Told over four chapters, this sweetly old-fashioned story from newcomer Faber follows the friendship that develops between a competent, kindhearted girl named Mango and Bambang, a talking tapir from Malaysia…Vulliamy’s chic black-and-white illustrations, accented with lavender, play right into the primness and dry humor of Faber’s storytelling, helping to create a bustling, adventure-filled urban landscape that readers should be eager to revisit.
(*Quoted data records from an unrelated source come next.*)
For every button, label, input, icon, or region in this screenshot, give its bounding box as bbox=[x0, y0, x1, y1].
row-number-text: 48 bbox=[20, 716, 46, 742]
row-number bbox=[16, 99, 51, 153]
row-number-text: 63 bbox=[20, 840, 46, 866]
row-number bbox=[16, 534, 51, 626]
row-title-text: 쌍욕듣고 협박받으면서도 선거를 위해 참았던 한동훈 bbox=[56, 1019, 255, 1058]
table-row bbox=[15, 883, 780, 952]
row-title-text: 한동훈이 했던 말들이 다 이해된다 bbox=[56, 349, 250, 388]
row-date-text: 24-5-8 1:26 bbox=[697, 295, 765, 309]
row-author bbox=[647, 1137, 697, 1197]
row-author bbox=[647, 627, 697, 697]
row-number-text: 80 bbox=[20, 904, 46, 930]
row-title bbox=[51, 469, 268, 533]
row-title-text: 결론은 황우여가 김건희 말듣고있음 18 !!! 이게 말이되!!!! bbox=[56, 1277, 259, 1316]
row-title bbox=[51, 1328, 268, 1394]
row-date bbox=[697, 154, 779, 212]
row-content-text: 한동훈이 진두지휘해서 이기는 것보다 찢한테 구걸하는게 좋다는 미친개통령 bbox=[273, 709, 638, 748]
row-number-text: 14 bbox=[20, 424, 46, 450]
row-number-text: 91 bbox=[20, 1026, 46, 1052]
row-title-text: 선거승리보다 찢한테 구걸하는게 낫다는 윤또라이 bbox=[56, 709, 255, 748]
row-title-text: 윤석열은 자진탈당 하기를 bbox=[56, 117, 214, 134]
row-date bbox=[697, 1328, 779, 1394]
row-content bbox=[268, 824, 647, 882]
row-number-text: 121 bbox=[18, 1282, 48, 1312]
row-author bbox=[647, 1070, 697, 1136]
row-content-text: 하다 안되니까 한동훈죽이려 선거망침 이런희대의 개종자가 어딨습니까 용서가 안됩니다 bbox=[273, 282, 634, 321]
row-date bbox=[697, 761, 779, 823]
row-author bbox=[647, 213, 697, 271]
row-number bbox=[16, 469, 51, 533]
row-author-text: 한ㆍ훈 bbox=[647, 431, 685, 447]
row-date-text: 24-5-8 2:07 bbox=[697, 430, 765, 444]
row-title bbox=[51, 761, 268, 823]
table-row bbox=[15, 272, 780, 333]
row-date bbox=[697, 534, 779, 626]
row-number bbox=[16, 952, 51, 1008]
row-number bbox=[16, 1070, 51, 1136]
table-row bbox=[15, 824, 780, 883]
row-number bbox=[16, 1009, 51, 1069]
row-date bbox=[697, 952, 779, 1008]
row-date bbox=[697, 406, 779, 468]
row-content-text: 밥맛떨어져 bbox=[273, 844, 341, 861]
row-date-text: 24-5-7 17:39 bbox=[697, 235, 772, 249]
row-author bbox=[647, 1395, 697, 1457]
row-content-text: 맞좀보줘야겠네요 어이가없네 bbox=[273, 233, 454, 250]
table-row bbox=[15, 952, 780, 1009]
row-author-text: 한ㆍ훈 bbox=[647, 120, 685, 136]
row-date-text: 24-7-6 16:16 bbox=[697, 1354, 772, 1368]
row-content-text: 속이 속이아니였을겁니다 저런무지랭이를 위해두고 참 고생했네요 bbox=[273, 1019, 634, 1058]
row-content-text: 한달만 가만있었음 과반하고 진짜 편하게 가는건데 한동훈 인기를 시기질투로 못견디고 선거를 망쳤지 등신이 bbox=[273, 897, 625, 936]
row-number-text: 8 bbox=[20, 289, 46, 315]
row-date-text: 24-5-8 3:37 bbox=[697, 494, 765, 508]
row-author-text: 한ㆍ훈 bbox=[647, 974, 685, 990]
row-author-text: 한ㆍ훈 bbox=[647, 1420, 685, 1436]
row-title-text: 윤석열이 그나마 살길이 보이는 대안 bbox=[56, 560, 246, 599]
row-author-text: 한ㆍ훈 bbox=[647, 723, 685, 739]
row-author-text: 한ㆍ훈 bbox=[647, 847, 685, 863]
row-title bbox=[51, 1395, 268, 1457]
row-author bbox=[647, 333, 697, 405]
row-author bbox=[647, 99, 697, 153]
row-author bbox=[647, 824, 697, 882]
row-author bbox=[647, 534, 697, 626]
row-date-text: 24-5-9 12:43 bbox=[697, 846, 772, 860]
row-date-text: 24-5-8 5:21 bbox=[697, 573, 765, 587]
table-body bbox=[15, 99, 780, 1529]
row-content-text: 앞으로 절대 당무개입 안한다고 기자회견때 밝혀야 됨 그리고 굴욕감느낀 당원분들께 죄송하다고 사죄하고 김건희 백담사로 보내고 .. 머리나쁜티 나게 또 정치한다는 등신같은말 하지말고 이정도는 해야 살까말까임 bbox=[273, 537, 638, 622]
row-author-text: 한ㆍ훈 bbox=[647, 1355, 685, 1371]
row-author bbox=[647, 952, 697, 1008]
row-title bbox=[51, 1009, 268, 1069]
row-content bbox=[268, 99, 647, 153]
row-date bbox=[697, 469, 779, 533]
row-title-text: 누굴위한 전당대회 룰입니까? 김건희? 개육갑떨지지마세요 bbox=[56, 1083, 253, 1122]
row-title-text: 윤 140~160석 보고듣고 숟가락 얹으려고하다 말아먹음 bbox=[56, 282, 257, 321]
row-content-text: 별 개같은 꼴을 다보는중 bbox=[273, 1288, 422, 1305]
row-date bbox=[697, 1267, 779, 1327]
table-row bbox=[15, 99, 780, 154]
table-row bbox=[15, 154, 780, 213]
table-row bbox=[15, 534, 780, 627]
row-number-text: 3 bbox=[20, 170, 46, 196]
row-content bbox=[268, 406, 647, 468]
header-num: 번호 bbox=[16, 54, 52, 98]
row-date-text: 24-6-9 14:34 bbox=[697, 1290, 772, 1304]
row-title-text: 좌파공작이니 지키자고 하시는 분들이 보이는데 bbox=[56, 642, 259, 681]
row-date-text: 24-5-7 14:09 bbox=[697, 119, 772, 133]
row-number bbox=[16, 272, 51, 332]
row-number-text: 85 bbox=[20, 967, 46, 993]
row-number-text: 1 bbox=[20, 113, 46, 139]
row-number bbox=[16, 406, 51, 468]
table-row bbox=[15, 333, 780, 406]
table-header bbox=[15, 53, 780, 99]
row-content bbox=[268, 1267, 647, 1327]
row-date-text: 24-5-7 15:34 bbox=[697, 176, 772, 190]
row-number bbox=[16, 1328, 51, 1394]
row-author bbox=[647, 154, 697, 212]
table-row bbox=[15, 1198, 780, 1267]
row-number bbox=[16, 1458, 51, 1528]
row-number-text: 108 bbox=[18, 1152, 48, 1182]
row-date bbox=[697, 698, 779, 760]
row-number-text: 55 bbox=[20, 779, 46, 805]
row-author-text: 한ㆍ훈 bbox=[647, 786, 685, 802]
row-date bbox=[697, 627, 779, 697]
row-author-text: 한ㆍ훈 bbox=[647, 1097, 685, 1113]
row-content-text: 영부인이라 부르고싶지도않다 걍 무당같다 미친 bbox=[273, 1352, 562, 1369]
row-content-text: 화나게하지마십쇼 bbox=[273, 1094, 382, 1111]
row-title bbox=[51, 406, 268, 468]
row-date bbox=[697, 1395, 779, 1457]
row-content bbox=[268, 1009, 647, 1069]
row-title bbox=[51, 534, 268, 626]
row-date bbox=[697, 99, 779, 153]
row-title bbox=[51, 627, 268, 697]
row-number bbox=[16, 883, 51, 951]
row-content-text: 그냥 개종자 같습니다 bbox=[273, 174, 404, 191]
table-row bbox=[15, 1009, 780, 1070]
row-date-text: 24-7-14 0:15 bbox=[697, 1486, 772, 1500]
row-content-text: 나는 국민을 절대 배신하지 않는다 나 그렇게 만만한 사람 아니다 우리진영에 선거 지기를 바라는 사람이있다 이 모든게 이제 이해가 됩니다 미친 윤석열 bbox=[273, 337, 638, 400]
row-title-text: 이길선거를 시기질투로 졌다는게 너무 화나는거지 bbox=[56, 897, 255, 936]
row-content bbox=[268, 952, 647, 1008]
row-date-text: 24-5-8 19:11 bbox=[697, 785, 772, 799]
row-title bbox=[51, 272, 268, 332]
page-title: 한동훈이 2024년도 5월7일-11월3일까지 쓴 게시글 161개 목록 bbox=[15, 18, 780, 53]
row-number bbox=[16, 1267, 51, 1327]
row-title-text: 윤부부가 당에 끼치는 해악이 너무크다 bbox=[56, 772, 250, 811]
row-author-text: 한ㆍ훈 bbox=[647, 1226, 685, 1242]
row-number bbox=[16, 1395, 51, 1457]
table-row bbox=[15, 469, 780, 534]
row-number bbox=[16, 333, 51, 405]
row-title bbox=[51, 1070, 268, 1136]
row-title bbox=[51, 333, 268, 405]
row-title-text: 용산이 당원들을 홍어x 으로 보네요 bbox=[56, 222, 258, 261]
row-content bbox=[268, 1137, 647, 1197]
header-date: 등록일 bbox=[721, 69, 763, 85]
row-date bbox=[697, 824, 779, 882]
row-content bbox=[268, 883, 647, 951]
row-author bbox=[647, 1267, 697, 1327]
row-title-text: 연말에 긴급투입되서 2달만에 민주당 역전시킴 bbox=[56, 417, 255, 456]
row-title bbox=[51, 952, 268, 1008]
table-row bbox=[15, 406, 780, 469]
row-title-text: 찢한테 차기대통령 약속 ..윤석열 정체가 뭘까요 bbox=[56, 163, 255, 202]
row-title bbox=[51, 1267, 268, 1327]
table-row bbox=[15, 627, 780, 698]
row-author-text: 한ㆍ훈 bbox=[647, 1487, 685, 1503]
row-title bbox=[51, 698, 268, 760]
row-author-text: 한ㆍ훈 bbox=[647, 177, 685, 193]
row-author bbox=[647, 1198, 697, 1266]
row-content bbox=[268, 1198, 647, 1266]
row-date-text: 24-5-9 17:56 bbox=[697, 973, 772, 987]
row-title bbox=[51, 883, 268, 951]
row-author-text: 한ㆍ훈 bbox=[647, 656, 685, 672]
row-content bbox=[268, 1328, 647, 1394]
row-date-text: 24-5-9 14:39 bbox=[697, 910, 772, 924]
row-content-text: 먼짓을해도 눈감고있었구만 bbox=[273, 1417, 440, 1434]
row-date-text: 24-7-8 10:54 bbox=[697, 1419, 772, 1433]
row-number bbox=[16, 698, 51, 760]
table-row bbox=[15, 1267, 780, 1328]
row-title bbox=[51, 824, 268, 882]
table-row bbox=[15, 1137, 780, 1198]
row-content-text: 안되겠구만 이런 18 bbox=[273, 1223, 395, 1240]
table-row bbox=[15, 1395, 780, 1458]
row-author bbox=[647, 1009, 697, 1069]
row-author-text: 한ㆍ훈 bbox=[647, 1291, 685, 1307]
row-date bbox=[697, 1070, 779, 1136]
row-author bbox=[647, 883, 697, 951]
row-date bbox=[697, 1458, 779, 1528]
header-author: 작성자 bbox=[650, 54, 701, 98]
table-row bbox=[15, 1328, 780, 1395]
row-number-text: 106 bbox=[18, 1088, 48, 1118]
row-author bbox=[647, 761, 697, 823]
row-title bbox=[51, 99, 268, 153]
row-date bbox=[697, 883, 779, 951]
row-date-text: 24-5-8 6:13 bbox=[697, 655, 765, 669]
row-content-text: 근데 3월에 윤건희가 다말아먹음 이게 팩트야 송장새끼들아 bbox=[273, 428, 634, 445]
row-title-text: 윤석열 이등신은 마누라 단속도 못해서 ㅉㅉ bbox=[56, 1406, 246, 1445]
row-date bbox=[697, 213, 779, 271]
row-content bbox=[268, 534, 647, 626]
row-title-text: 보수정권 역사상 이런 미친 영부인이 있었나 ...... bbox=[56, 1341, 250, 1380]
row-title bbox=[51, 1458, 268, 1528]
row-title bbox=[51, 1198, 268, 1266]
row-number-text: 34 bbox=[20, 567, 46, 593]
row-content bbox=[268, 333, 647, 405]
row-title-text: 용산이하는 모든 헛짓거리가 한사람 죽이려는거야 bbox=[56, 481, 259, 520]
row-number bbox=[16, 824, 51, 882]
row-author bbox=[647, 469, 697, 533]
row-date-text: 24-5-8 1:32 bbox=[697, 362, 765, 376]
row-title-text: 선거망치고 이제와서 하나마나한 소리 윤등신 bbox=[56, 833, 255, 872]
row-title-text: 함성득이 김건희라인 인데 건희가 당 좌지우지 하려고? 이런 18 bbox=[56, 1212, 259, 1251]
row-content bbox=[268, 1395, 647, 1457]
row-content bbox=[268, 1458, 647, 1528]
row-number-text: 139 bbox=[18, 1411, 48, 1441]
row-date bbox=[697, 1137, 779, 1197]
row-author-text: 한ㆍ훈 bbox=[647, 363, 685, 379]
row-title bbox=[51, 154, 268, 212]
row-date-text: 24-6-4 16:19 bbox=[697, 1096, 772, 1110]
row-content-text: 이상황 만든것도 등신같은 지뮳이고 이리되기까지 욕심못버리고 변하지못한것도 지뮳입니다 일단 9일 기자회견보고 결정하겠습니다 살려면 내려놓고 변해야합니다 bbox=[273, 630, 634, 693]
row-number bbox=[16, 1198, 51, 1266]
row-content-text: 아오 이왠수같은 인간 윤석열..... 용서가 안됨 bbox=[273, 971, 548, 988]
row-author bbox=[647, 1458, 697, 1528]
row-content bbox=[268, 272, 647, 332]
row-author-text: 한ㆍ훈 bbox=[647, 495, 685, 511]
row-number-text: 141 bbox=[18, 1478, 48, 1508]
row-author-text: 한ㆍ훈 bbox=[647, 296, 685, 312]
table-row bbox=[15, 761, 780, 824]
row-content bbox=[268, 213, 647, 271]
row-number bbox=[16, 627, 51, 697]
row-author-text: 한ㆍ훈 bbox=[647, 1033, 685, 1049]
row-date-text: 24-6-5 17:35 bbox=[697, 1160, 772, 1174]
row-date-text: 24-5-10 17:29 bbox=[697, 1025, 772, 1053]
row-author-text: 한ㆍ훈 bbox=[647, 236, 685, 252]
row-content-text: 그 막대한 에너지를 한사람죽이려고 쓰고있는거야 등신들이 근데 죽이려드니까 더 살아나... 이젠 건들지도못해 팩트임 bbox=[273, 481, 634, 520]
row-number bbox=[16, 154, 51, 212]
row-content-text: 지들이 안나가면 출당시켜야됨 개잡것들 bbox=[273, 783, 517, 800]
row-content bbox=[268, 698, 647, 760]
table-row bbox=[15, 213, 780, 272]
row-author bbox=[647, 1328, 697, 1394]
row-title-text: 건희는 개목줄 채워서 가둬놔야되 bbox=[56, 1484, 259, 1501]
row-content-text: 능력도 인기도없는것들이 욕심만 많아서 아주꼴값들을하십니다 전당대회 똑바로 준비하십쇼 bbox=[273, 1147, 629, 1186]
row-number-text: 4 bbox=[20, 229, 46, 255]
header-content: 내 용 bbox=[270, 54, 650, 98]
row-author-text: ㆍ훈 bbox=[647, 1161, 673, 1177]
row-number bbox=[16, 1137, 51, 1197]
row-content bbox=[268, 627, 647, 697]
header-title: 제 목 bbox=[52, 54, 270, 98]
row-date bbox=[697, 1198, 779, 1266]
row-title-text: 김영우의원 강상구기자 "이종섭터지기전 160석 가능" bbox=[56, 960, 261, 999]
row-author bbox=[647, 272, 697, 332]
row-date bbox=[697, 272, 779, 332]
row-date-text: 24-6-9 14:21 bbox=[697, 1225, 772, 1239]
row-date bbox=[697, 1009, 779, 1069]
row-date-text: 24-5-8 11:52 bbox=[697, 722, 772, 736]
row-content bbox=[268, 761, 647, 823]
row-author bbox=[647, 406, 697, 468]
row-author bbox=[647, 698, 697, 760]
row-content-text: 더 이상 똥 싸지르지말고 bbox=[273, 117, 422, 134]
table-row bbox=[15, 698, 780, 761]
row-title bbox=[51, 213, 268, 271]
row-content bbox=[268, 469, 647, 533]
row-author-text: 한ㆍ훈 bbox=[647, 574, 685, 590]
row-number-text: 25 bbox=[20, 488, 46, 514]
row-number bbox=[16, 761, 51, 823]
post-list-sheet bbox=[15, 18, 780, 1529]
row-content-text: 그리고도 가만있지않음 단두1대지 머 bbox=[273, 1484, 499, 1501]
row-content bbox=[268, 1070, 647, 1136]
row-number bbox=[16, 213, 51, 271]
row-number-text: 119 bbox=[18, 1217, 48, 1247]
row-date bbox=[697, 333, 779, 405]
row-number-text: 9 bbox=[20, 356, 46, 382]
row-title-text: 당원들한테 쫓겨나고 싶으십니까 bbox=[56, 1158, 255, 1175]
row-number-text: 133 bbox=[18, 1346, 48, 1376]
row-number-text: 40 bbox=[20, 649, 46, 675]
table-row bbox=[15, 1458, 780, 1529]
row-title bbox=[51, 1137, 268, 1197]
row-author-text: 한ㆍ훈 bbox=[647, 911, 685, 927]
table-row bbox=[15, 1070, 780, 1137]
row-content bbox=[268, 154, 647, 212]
—Publishers Weekly (starred review)
This whimsical book is a heartfelt story of friendship with interspersed facts on tapirs. Charming black-and-white illustrations throughout support the text and add to the humor. A quirky new early chapter book series featuring two memorable characters.
—School Library Journal
Each of Mango and Bambang’s gentle adventures is discrete enough that emerging readers can break up the book into more digestible pieces, while Vulliamy’s cartoonish two-color illustrations—check out that adorable tapir in a tasseled sombrero—add to the whimsical atmosphere. Middle-grade readers tired of the usual animal shtick will be charmed by Bambang.
The absurdity of the premise, Mango’s combination of gentle kindness and steely determination, and the charm of Bambang himself provide immediate appeal, while the brief page count, large font, and plentiful illustrations will buoy novice chapter book readers…Fans of the recent Paddington Bear movie and those who love Hilary McKay’s animal-centric “Lulu” series may especially enjoy this introduction to Mango and Bambang’s adventures.
—Bulletin of the Center for Children’s Books
Mango & Bambang: The Not-a-Pig seems as much like a temptingly packaged confection as a first-in-a-series chapter book for 6- to 9-year-olds. Really, it is both: a delicious and engaging story of the friendship between a city girl and a talking tapir from deepest Malaysia.
—The Wall Street Journal
There hasn’t been a story so clever, heartwarming and absolutely delightful since we were introduced to Mercy Watson (who is, in fact, a pig). Faber’s first installment reminds me a little of ‘My Father’s Dragon,’ but it is wholly original. Vulliamy’s illustrations are also incredible and have the feel of a classic. I eagerly await Book Two.